Window Source: Stream Field vs Expression
Usually, a window is populated with a field value taken directly from the stream message fields. For example, if the message has the field “bid”, you can create a window to run stats using “bid”. However, a window can also be populated with values from an expression (like a function). For example, suppose the stream provides you a “speed” field with values in miles-per-hour, but you want to populate the window with values converted into meters-per-second. You can populate the window with values that are pre-calculated by an expression. This can be very useful. For example, if the stream messages provide GPS x,y coordinates, but you want the window aggregate stats on the distance traveled between messages, it can be achieved using an expression.
See From Expression.
Conditional Elements
You don’t have to push values from every message into a window. The window can be populated with filtered values.
For examples:
- Only populate the window with response_time from POST requests, ignoring GET requests.
- Only populate the window with bids on stock TSLA, ignoring all other stocks.

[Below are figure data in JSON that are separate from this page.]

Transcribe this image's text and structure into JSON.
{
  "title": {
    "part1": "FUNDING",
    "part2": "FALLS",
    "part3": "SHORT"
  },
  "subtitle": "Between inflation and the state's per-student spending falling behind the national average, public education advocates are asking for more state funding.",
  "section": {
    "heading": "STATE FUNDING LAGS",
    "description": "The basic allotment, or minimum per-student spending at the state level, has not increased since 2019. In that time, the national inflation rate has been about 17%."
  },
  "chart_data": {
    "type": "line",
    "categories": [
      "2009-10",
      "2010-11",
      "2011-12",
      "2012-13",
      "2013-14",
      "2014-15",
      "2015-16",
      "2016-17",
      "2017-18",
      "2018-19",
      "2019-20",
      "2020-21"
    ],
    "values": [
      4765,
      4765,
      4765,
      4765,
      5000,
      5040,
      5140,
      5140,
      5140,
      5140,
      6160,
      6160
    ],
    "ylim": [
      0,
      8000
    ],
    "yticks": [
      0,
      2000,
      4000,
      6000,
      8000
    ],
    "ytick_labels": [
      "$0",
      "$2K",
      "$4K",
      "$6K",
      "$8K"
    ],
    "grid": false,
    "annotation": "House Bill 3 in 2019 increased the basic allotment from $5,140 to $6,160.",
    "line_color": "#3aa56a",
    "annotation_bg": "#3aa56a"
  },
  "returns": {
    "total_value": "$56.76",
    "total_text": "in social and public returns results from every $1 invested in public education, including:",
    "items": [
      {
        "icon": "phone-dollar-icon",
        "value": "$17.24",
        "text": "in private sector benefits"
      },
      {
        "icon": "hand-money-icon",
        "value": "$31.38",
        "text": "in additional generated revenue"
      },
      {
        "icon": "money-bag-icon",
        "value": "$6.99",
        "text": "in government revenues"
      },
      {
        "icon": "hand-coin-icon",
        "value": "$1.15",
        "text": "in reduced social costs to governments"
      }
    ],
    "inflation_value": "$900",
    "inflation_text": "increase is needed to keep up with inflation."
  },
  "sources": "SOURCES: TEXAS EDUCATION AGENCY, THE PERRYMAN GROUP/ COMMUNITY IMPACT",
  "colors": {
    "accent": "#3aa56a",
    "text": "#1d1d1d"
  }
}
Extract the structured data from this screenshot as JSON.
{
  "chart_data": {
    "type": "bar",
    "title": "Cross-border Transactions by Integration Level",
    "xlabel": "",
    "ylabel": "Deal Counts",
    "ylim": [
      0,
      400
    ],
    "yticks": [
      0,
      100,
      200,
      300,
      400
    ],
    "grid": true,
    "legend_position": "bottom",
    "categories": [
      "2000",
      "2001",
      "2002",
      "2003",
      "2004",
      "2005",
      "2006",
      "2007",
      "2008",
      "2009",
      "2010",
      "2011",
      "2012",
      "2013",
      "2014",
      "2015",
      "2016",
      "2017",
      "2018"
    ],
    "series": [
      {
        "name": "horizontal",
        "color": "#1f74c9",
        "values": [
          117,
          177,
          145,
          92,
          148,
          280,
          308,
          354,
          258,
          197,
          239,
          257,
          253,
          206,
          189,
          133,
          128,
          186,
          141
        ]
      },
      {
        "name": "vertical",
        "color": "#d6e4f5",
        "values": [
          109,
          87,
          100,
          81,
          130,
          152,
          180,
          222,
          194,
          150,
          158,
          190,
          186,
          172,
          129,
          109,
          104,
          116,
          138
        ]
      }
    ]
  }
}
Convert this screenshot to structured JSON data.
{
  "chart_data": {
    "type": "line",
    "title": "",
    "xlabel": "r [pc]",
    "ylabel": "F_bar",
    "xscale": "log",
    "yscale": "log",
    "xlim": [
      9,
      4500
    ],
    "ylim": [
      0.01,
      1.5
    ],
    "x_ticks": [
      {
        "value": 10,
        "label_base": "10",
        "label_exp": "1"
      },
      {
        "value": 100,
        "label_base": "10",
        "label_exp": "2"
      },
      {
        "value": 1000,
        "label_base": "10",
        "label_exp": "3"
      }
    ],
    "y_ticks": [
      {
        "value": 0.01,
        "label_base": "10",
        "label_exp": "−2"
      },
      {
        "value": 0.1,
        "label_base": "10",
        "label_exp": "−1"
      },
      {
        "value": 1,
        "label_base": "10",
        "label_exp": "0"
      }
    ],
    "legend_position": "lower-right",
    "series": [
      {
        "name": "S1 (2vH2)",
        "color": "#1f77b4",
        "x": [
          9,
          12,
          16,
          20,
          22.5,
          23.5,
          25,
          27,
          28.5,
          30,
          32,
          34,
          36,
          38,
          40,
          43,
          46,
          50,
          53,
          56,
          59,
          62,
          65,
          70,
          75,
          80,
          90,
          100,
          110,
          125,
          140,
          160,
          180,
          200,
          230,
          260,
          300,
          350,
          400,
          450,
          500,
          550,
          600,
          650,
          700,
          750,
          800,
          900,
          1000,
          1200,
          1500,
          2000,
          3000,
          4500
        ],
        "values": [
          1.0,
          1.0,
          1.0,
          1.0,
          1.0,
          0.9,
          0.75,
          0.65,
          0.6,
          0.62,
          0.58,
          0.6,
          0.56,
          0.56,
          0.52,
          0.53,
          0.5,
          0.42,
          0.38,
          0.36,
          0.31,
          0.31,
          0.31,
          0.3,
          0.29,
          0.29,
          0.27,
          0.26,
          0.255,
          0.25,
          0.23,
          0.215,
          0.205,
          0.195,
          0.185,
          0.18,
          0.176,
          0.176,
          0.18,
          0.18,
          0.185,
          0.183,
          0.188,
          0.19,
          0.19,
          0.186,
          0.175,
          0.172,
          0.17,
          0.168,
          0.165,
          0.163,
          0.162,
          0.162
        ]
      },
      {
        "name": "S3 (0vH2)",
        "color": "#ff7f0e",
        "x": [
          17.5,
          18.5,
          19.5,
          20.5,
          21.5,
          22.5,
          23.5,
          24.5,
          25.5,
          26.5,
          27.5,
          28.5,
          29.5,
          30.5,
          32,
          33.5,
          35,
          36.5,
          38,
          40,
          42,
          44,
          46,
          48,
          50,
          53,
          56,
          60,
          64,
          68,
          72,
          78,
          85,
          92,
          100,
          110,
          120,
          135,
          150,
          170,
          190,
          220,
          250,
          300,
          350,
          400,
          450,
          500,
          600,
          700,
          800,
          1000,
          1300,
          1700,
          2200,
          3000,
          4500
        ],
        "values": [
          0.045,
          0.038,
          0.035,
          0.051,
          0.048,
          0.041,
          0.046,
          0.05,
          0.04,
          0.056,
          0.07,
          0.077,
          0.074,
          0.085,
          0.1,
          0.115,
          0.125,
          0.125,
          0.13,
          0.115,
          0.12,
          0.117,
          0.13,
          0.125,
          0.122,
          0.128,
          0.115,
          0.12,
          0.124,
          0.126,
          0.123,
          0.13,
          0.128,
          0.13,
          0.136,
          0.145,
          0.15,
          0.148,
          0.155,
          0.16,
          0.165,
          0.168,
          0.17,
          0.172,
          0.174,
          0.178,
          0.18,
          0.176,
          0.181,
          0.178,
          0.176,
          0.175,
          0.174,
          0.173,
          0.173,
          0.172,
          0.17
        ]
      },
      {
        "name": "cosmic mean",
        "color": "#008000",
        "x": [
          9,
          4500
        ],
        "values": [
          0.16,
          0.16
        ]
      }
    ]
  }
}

- Only populate the window with error_code from production servers, ignoring test servers.
See Conditional Windows.
Partitioned Windows
Assuming that a stream message that contains a stock SYMBOL and a stock PRICE. Suppose you want a window to track running aggregations for each stock SYMBOL, such as the average price of TSLA, the average price of APPL, the average price of GOOG, and so on. Instead of manually defining a window for each stock symbol, you can define a window once that is partitioned by the stock symbol as the key. With this, you instantiate the window only once and let RioDB track the stats for each SYMBOL for you. Other examples:
- Aggregate an API request statistic for each requester_ip_address.
- Aggregate web site clickstream statistics for each session_id.
- Aggregate videogame statis for each player.
Partitioned windows allow you to define the window once, and let RioDB keep track of many keys behind the scenes.
See Partitioned Windows.
Conclusion
Note, that ALL variations above can be combined. For example, you could define one window that is…
A window of time range, tracking numeric computed values, only for stream records that match certain conditions, and be partitioned by a key field from the stream record.